First, reincarnation. Play a TTRPG for a while, and eventually your character will die, usually from mischance. What you do then is grieve, and then you roll up a new character – you use the game's creation method to start again with a different persona. Or perhaps the Game Master does not run the kind of game where player characters commonly die, or you don't play a single campaign for that long. In that case whenever you start a new campaign or try a new system, there the character creation step is again. It becomes apparent that this is a kind of play-practice for a form of reincarnation: you yourself perform the part of a soul that sequentially animates a number of imagined bodies. This doesn't mean that TTRPG players end up believing in reincarnation, but it is a form of repeated practice, connected with emotion, that reinforces it as a vague folk idea.

Next, demiurgy. The Game Master or Dungeon Master in one of these games creates the world, both its original form and as a description of what you sense and what happens in response to everything that you do. This person clearly occupies the place of God for the invented world – not one of the gods within the world-setting, who you can sometimes fight and defeat, but the real creator and animator of everything. At the same time, you are aware that this is an ordinary person, one of your acquaintances or friends, who may be called on to DM for the group because they are somewhat better at it than the rest of you but is not superhuman. Therefore, they are a demiurge, the artisan-creator of a world who is not the real, ultimate creator. Gnosticism, the religious tendency most associated with the idea of a demiurge, usually views the demiurge as either ignorant or misguided: to quote wiki "his act of creation occurs in an unconscious semblance of the divine model, and thus is fundamentally flawed, or else is formed with the malevolent intention of entrapping aspects of the divine in materiality."

These two religious ideas are transmitted in latent form through every descendent of the table-top RPG, including the descendent genre known as isekai. In this process they travel from a small-scale communal medium to a mass media product that notably starts out as fanfic, a form of fanfic that is publishable because it has escaped copyrighted characters in favor of an uncopyrighted setting. Isekai reveals something about how a set of creative problems in mass culture have been solved, beginning with the RPG in the mid-1970s.

next part of the series

End notes:

1) I've written some scattered text about the general case of demiurgy as it applies to fiction, especially science fiction or fantasy where the writer creates the world as well as the characters that inhabit it. Most of this was written more than 20 years ago and hardly seems worth recovering. In general, the creation of a fictional world is referred to in one of three ways depending on whether it's given positive, neutral, or negative valence: subcreation, worldbuilding, or demiurgy. (Subcreation is Tolkien's word, which makes it very well studied: worldbuilding is what people teach when you take an SF writing course.)

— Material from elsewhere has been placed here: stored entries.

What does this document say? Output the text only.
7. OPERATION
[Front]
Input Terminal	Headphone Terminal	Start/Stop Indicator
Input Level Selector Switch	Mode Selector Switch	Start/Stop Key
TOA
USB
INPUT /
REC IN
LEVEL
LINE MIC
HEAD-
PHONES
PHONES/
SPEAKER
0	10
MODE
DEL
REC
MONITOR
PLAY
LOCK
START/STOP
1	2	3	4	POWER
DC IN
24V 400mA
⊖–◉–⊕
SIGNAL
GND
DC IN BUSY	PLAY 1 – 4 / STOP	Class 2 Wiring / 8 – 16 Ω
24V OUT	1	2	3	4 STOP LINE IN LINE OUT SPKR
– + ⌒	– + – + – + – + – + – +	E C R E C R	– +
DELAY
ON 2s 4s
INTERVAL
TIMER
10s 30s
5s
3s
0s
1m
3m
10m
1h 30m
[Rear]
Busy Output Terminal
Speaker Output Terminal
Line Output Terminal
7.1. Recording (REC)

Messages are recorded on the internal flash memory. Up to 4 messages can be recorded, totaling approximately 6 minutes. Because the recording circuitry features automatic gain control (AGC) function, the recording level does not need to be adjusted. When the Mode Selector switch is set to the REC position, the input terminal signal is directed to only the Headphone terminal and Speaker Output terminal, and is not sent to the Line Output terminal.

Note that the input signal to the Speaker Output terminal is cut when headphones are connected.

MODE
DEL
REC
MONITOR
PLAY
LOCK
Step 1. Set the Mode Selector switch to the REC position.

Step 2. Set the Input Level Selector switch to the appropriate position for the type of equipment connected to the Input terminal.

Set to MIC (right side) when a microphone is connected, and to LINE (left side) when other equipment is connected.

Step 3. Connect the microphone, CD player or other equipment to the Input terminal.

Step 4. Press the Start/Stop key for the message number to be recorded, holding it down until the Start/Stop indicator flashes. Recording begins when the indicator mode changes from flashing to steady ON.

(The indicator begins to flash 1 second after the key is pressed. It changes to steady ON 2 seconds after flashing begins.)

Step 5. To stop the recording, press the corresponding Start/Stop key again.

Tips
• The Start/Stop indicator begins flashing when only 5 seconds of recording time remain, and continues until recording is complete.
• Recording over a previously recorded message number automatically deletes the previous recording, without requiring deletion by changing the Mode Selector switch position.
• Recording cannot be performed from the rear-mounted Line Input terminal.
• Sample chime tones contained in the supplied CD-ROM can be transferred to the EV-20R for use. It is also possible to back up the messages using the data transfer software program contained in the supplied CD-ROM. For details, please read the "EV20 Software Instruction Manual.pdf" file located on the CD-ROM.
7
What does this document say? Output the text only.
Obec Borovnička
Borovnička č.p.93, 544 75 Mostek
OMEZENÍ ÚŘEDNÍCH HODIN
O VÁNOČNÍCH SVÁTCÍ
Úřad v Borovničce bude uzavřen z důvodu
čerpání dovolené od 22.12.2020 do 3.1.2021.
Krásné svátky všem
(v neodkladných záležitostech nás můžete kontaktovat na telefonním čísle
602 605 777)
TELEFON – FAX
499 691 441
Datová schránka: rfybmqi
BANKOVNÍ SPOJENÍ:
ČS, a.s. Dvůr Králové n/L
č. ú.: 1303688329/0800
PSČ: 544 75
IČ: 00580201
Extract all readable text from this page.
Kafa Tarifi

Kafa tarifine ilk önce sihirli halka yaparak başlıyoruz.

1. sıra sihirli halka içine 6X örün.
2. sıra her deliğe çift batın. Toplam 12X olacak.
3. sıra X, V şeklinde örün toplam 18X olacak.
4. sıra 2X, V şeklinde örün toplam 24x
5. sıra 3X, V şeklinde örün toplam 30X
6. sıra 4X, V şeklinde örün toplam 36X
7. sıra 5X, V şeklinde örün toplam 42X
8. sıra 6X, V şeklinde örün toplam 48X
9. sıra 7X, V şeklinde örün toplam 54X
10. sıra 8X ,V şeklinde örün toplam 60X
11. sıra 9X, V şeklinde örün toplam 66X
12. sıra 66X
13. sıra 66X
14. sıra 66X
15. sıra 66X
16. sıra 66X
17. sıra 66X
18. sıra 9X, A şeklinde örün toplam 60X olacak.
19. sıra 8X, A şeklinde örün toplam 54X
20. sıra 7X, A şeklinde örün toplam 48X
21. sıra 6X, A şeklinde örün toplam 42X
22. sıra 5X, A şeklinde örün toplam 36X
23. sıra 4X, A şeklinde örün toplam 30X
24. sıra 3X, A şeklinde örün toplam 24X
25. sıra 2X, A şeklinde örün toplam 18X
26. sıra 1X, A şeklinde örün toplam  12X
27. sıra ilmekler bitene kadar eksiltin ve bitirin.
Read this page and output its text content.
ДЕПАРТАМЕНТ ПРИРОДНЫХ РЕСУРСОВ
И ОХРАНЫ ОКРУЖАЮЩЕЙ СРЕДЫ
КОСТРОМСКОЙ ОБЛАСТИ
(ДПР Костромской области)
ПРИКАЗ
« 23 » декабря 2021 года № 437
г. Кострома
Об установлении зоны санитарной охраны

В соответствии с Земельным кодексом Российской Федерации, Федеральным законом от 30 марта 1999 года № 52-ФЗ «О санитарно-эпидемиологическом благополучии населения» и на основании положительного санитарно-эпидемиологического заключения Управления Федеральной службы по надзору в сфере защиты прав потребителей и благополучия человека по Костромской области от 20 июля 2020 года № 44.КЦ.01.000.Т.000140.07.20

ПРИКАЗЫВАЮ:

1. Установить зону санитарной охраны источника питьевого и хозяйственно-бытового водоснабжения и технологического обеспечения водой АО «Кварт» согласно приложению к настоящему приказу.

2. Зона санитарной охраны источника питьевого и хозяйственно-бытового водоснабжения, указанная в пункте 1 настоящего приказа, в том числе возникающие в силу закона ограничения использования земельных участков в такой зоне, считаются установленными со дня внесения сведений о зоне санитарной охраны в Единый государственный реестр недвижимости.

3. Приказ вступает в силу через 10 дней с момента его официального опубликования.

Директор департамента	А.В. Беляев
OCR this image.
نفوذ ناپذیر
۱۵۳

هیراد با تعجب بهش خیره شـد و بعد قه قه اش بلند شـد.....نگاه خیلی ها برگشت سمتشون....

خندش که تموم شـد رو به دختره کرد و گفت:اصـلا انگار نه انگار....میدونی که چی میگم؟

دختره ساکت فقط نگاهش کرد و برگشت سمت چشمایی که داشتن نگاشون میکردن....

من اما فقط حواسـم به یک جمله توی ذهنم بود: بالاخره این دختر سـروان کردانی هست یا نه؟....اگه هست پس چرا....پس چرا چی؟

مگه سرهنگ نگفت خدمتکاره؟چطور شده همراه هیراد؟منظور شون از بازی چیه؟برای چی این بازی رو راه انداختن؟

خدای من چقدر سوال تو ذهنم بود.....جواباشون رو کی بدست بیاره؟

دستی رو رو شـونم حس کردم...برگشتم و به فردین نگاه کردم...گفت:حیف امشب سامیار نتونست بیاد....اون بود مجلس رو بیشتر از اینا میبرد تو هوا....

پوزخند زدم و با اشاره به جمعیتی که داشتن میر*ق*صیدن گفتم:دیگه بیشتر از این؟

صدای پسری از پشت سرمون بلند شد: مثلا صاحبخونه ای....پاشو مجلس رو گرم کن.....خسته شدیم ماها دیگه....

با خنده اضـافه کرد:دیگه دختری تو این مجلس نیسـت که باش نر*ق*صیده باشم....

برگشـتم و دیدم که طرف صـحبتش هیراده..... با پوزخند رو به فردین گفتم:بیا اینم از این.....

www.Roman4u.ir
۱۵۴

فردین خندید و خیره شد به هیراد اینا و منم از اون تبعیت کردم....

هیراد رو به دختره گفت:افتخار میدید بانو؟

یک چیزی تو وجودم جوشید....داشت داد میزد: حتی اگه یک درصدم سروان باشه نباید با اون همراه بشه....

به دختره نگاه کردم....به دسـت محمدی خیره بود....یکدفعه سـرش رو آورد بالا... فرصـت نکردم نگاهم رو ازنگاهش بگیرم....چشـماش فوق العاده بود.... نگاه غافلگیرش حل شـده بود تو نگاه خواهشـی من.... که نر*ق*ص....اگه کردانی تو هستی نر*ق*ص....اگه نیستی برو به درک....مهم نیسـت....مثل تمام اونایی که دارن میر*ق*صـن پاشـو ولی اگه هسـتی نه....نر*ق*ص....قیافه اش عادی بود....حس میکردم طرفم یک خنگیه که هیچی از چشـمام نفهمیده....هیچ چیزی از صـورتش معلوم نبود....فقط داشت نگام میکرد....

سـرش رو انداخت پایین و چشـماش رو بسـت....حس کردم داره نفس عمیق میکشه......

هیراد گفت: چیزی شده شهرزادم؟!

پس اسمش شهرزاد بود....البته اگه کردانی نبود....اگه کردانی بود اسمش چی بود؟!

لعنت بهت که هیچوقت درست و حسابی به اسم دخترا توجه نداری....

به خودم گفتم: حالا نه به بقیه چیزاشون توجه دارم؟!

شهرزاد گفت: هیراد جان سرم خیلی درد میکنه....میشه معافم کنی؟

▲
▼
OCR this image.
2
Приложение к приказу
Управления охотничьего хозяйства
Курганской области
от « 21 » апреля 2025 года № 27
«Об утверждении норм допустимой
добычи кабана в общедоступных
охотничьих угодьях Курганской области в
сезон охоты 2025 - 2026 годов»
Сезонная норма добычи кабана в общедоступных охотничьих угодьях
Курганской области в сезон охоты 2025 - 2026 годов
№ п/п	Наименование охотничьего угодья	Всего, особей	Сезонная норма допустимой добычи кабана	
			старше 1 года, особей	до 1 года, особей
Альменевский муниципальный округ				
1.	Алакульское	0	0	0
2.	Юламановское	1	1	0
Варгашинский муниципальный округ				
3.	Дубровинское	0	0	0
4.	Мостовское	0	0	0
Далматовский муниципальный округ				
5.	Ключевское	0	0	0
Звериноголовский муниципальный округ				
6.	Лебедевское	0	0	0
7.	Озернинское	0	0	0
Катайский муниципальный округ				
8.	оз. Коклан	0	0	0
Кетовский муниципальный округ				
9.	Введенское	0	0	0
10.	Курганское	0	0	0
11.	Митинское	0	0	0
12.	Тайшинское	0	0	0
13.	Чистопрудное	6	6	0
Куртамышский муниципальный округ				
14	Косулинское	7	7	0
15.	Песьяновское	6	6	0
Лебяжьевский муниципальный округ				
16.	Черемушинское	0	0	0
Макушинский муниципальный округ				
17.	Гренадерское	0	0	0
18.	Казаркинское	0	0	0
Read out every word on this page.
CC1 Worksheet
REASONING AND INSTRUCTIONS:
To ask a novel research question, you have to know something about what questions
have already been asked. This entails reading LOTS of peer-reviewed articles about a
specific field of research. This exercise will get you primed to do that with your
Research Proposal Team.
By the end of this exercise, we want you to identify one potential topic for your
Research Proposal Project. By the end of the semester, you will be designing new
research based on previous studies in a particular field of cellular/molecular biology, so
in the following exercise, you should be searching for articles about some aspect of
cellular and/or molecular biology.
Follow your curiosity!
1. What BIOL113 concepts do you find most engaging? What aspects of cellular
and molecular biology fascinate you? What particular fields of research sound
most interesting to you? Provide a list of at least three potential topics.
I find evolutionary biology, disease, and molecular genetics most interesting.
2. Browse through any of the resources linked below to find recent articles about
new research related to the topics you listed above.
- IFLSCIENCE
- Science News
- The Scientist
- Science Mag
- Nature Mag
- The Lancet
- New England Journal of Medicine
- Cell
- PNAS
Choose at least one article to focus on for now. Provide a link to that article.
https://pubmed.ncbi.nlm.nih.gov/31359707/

2) I was unsure where to start with this set of ideas but decided that RPGs made the best starting point. It is not chronologically the earliest form out of the set (RPGs, isekai, fanfic): isekai might be considered to have started earlier if you include texts like C.S. Lewis' _Narnia_ books or Michael Moorcock's _Eternal Champion_ (I don't: I think the genre as such is Japanese) and fanfic has been in existence for as long as published fiction and notably took on its contemporary meaning with _Star Trek_ fanfic in the late 1960s.

3) The illustration I've chosen for the demiurge is a character actually named Demiurge from the popular isekai _Overlord_: it's probably fan art but I got it from google image search and I'm not sure how to credit it. Crediting fan work is one of the important problems that the makers of isekai managed to address.